Directed by Anna Boden & Ryan Fleck
Written by Anna Boden & Ryan Fleck & Geneva Robertson-Dworet
Much has been made of this film being the first Marvel film in their Cinematic Universe to feature a woman in the leading role. There was praise for it being such, and then internet backlash from #MadOnline fanboys who seems to ruin everything for everyone. These types are often the vocal minority, and I expect this Marvel monster to still do quite well at the box office and fit nicely into the greater story being told by Marvel and producer Kevin Feige, who has masterfully crafted this interconnected universe. But what a great opportunity for Marvel and specifically Brie Larson to bring this type of story to the world where little girls can look up and see a female superhero. It likely won’t have the same cultural impact as Black Panther did last year, but it’s not an insignificant entry into the MCU.
The Kree civilization is threatened by the movements of the nomad Skrull civilization, which prompts a mission from Kree soldiers, led by Yon-Rogg (Jude Law) and featuring Vers (Brie Larson) on her first ever mission. When things go south, Vers ends up on 1990s Earth where she begins searching for the mysterious Dr. Wendy Lawson (Annette Bening) with the help of S.H.I.E.L.D agent Fury (Samuel L. Jackson). As they race against the Skrull (Ben Mendelsohn), and await the help of Yon-Rogg and the other Kree, Vers begins to unravel her forgotten past which includes a life as a pilot where she knew Dr. Lawson, was best friends with Maria Rambeau (Lashana Lynch) and was known as Carol Danvers.
Captain Marvel is not the cinematic achievement or event that Black Panther was a year ago, but that is a high bar to cross. It is however a very good film with a lot going for it, even if it also has its flaws. Casting Brie Larson, and actress I absolutely adore, was the perfect choice. Her talents were starving for a chance at a mainstream, blockbuster type role to boost her to stardom. Her performance in Room may have netted her an Oscar win, but she deserves to be mentioned in the conversation with the likes of Jennifer Lawrence when it comes to great young actresses. She performs admirably here and really feels at home in the role. She is given few chances to really shine with the prefabricated script doing most of the work, but her energy matches pretty perfectly with what is at the heart of Captain Marvel the character.
Where I felt the film went wrong a little bit was just how much the filmmakers felt they needed to wink at the audience, whether it was with the patented Marvel-brand humor which felt much more delivered and less natural this time out than usual, though often not any less funny, or it was the forced 90s cultural references which had the fanboy nerd beside me awkwardly applauding each time something he recognized from the past came on screen. That’s what Marvel was hoping to accomplish, I assume, but it felt a little shoe-horned in and again, not naturally delivered. Having the film set in the past was another minor annoyance, which made the film feel like the studio was playing catch-up in time for Captain Marvel to come in and save the day in the upcoming Avengers: Endgame, which is honestly fine. I am sure Feige and Marvel have had this all planned out for quite a while.

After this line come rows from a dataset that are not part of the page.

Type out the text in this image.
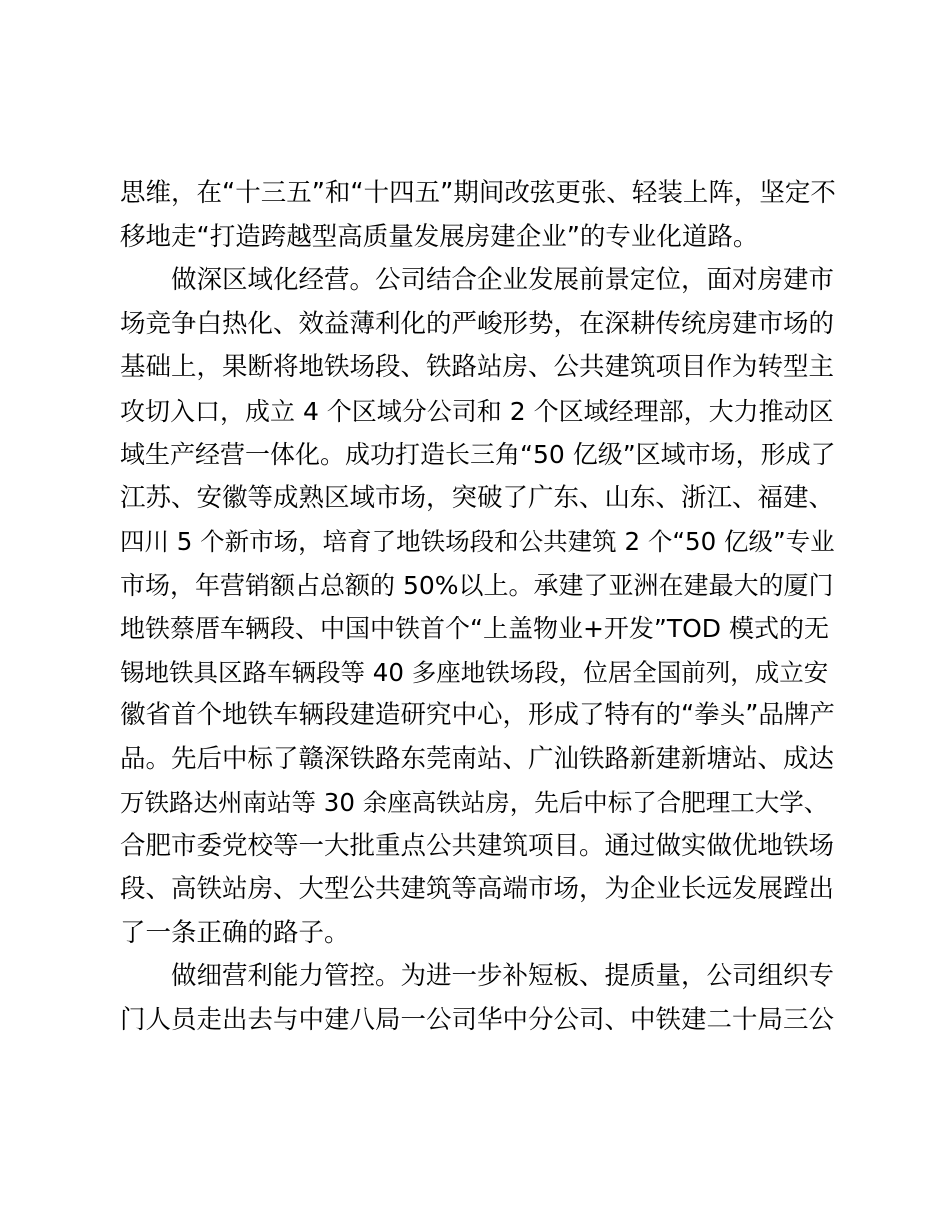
思维，在“十三五”和“十四五”期间改弦更张、轻装上阵，坚定不
移地走“打造跨越型高质量发展房建企业”的专业化道路。
做深区域化经营。公司结合企业发展前景定位，面对房建市
场竞争白热化、效益薄利化的严峻形势，在深耕传统房建市场的
基础上，果断将地铁场段、铁路站房、公共建筑项目作为转型主
攻切入口，成立 4 个区域分公司和 2 个区域经理部，大力推动区
域生产经营一体化。成功打造长三角“50 亿级”区域市场，形成了
江苏、安徽等成熟区域市场，突破了广东、山东、浙江、福建、
四川 5 个新市场，培育了地铁场段和公共建筑 2 个“50 亿级”专业
市场，年营销额占总额的 50%以上。承建了亚洲在建最大的厦门
地铁蔡厝车辆段、中国中铁首个“上盖物业+开发”TOD 模式的无
锡地铁具区路车辆段等 40 多座地铁场段，位居全国前列，成立安
徽省首个地铁车辆段建造研究中心，形成了特有的“拳头”品牌产
品。先后中标了赣深铁路东莞南站、广汕铁路新建新塘站、成达
万铁路达州南站等 30 余座高铁站房，先后中标了合肥理工大学、
合肥市委党校等一大批重点公共建筑项目。通过做实做优地铁场
段、高铁站房、大型公共建筑等高端市场，为企业长远发展蹚出
了一条正确的路子。
做细营利能力管控。为进一步补短板、提质量，公司组织专
门人员走出去与中建八局一公司华中分公司、中铁建二十局三公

Overall, I was impressed with the general ambition of the film, as it deviated a lot from the standard Marvel formula with how it played with Carol’s memories and the timeline of the film. Otherwise, the formula remained much the same. Lashana Lynch was a pleasant surprise as well. Largely a newcomer, she quickly impressed me with her performance. As for the female empowerment aspect of the film, it worked, really well. At times it felt like the filmmakers were cramming it down our throat a little bit, but it’s about damn time we see a film that shows a strong, female lead who is independent, powerful and doesn’t need the help or approval of any men in her life. This is pulled off really well. I will certainly recommend this to any and all Marvel films and any parents who want to introduce their daughters to a positive role model. It won’t set the world on fire with its artistic and creative achievement, but it’s an important entry into the MCU, and sets up next month’s Avengers: Endgame quite well.